The UK's most senior soldier may be recalled to give further evidence to the Bloody Sunday Inquiry, it emerged today.
General Sir Mike Jackson, the Chief of the General Staff, could be asked to return to the witness box at the Saville Inquiry in London after a document alleged to contain his hand writing was submitted to the tribunal.
Colonel Ted Loden, the major in command of the army unit which fired more than 100 shots on Bloody Sunday, has claimed he made a list of engagements after interviewing his soldiers after the shootings.
The inquiry had earlier received a typed version of the list. However, a hand-written note of the engagements, which is alleged to contain Gen. Jackson’s handwriting, was submitted to the inquiry last week by the British Ministry of Defence.
Gen Jackson was an adjutant in the Parachute Regiment on January 30, 1972 when 13 civil rights marchers were shot dead by soldiers. Another man died later.

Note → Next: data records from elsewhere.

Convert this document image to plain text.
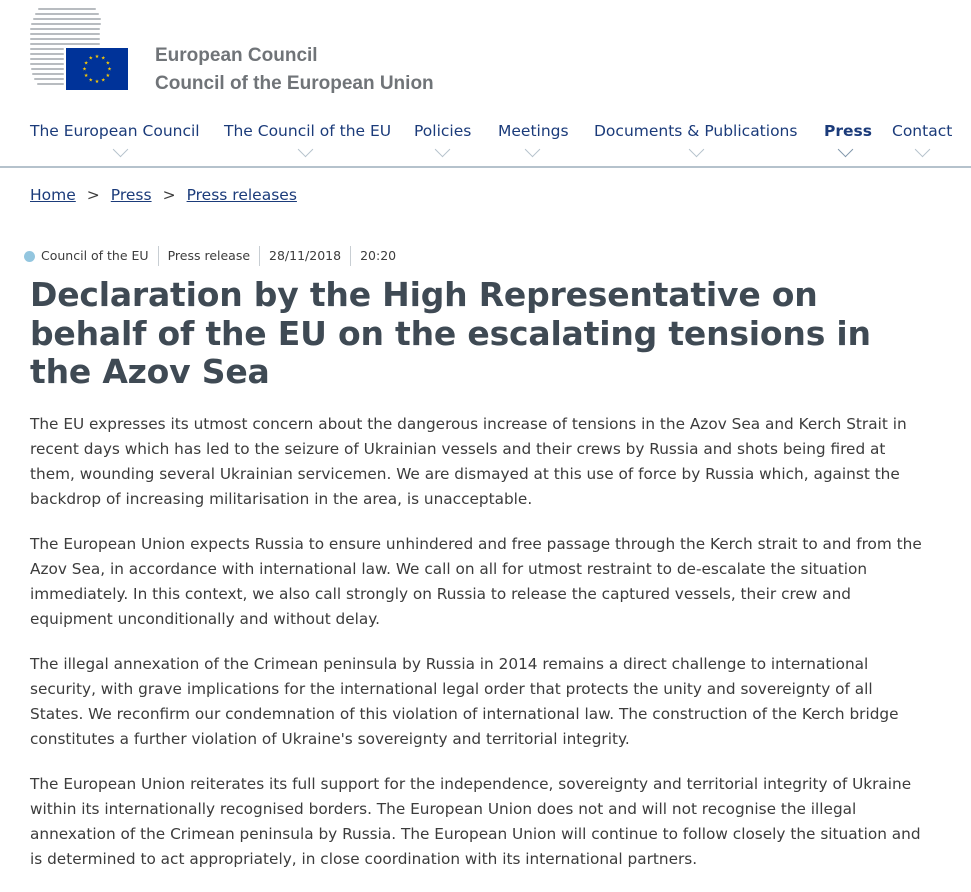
★ ★
★
★
★
★
★
★
★
★
★
★	European Council
Council of the European Union
The European Council The Council of the EU Policies Meetings Documents & Publications Press Contact
Home > Press > Press releases
Council of the EU	Press release	28/11/2018	20:20
Declaration by the High Representative on behalf of the EU on the escalating tensions in the Azov Sea

The EU expresses its utmost concern about the dangerous increase of tensions in the Azov Sea and Kerch Strait in recent days which has led to the seizure of Ukrainian vessels and their crews by Russia and shots being fired at them, wounding several Ukrainian servicemen. We are dismayed at this use of force by Russia which, against the backdrop of increasing militarisation in the area, is unacceptable.

The European Union expects Russia to ensure unhindered and free passage through the Kerch strait to and from the Azov Sea, in accordance with international law. We call on all for utmost restraint to de-escalate the situation immediately. In this context, we also call strongly on Russia to release the captured vessels, their crew and equipment unconditionally and without delay.

The illegal annexation of the Crimean peninsula by Russia in 2014 remains a direct challenge to international security, with grave implications for the international legal order that protects the unity and sovereignty of all States. We reconfirm our condemnation of this violation of international law. The construction of the Kerch bridge constitutes a further violation of Ukraine's sovereignty and territorial integrity.

The European Union reiterates its full support for the independence, sovereignty and territorial integrity of Ukraine within its internationally recognised borders. The European Union does not and will not recognise the illegal annexation of the Crimean peninsula by Russia. The European Union will continue to follow closely the situation and is determined to act appropriately, in close coordination with its international partners.
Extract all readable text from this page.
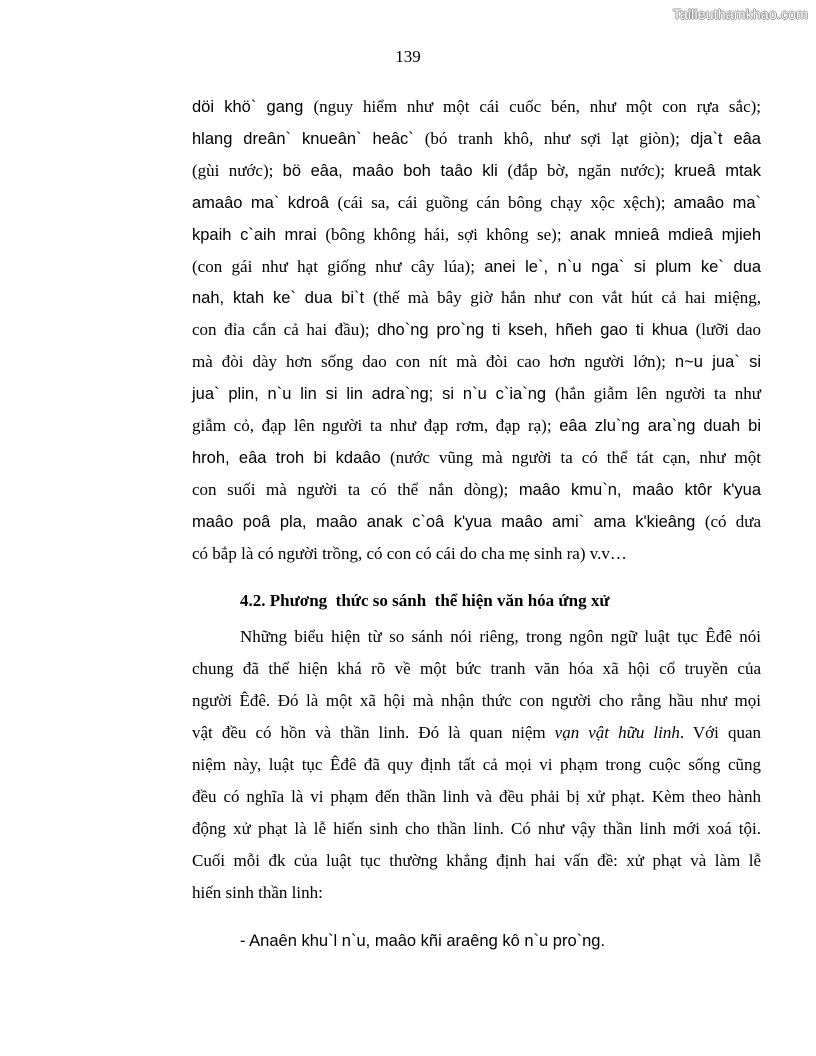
Tailieuthamkhao.com
139
döi khö` gang (nguy hiểm như một cái cuốc bén, như một con rựa sắc);
hlang dreân` knueân` heâc` (bó tranh khô, như sợi lạt giòn); dja`t eâa
(gùi nước); bö eâa, maâo boh taâo kli (đắp bờ, ngăn nước); krueâ mtak
amaâo ma` kdroâ (cái sa, cái guồng cán bông chạy xộc xệch); amaâo ma`
kpaih c`aih mrai (bông không hái, sợi không se); anak mnieâ mdieâ mjieh
(con gái như hạt giống như cây lúa); anei le`, n`u nga` si plum ke` dua
nah, ktah ke` dua bi`t (thế mà bây giờ hắn như con vắt hút cả hai miệng,
con đỉa cắn cả hai đầu); dho`ng pro`ng ti kseh, hñeh gao ti khua (lưỡi dao
mà đòi dày hơn sống dao con nít mà đòi cao hơn người lớn); n~u jua` si
jua` plin, n`u lin si lin adra`ng; si n`u c`ia`ng (hắn giẫm lên người ta như
giẫm cỏ, đạp lên người ta như đạp rơm, đạp rạ); eâa zlu`ng ara`ng duah bi
hroh, eâa troh bi kdaâo (nước vũng mà người ta có thể tát cạn, như một
con suối mà người ta có thể nắn dòng); maâo kmu`n, maâo ktôr k'yua
maâo poâ pla, maâo anak c`oâ k'yua maâo ami` ama k'kieâng (có dưa
có bắp là có người trồng, có con có cái do cha mẹ sinh ra) v.v…
4.2. Phương  thức so sánh  thể hiện văn hóa ứng xử
Những biểu hiện từ so sánh nói riêng, trong ngôn ngữ luật tục Êđê nói
chung đã thể hiện khá rõ về một bức tranh văn hóa xã hội cổ truyền của
người Êđê. Đó là một xã hội mà nhận thức con người cho rằng hầu như mọi
vật đều có hồn và thần linh. Đó là quan niệm vạn vật hữu linh. Với quan
niệm này, luật tục Êđê đã quy định tất cả mọi vi phạm trong cuộc sống cũng
đều có nghĩa là vi phạm đến thần linh và đều phải bị xử phạt. Kèm theo hành
động xử phạt là lễ hiến sinh cho thần linh. Có như vậy thần linh mới xoá tội.
Cuối mỗi đk của luật tục thường khẳng định hai vấn đề: xử phạt và làm lễ
hiến sinh thần linh:
- Anaên khu`l n`u, maâo kñi araêng kô n`u pro`ng.
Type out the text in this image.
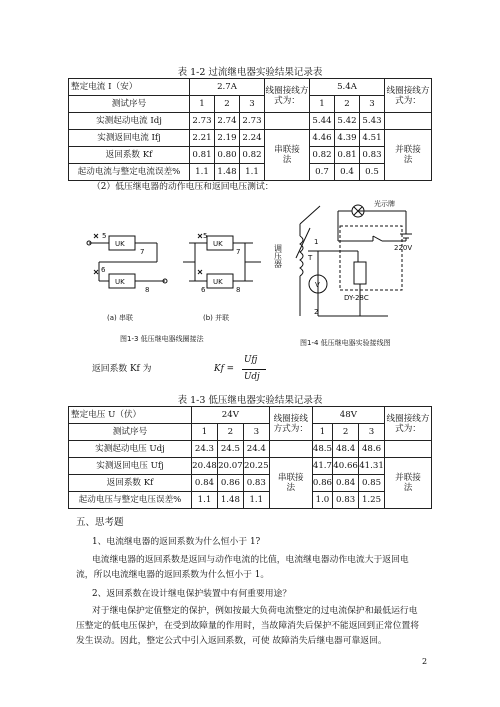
表 1-2 过流继电器实验结果记录表
整定电流 I（安）	2.7A			线圈接线方式为：	5.4A			线圈接线方式为：
测试序号	1	2	3		1	2	3	
实测起动电流 Idj	2.73	2.74	2.73		5.44	5.42	5.43	
实测返回电流 Ifj	2.21	2.19	2.24	串联接法	4.46	4.39	4.51	并联接法
返回系数 Kf	0.81	0.80	0.82		0.82	0.81	0.83	
起动电流与整定电流误差%	1.1	1.48	1.1		0.7	0.4	0.5	
（2）低压继电器的动作电压和返回电压测试：
UK
UK
UK
UK
5
7
6
8
5
7
6	8
(a) 串联	(b) 并联
图1-3 低压继电器线圈接法
光示牌
220V
DY-28C
T
1
2
V
调压器
图1-4 低压继电器实验接线图
返回系数 Kf 为	Kf =
Ufj
Udj
表 1-3 低压继电器实验结果记录表
整定电压 U（伏）	24V			线圈接线方式为：	48V			线圈接线方式为：
测试序号	1	2	3		1	2	3	
实测起动电压 Udj	24.3	24.5	24.4		48.5	48.4	48.6	
实测返回电压 Ufj	20.48	20.07	20.25	串联接法	41.7	40.66	41.31	并联接法
返回系数 Kf	0.84	0.86	0.83		0.86	0.84	0.85	
起动电压与整定电压误差%	1.1	1.48	1.1		1.0	0.83	1.25	
五、思考题
1、电流继电器的返回系数为什么恒小于 1?
电流继电器的返回系数是返回与动作电流的比值，电流继电器动作电流大于返回电流，所以电流继电器的返回系数为什么恒小于 1。
2、返回系数在设计继电保护装置中有何重要用途？
对于继电保护定值整定的保护，例如按最大负荷电流整定的过电流保护和最低运行电压整定的低电压保护，在受到故障量的作用时，当故障消失后保护不能返回到正常位置将发生误动。因此，整定公式中引入返回系数，可使 故障消失后继电器可靠返回。
2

Michael Mansfield, QC, representing some of the families of the deceased and injured, has alleged the list of engagements was created to justify the extent of army fire by creating false targets and hostile fire.
Lord Saville said: “The hand-written notes by, it appears, Captain Jackson does on the face of it, appear to be an important document.
“We have asked that inquiries be made as to why it was not produced to us before June 12. It may be necessary to seek further information from Gen. Jackson or even to recall him.”
He added: “Colonel Loden’s recollection of giving the notes to a typist may or may not be correct but certainly do not seem to have included any recollection of the adjutant preparing the report.”
Gen. Jackson interrupted his command of the British war effort in Iraq to give evidence to the inquiry in April.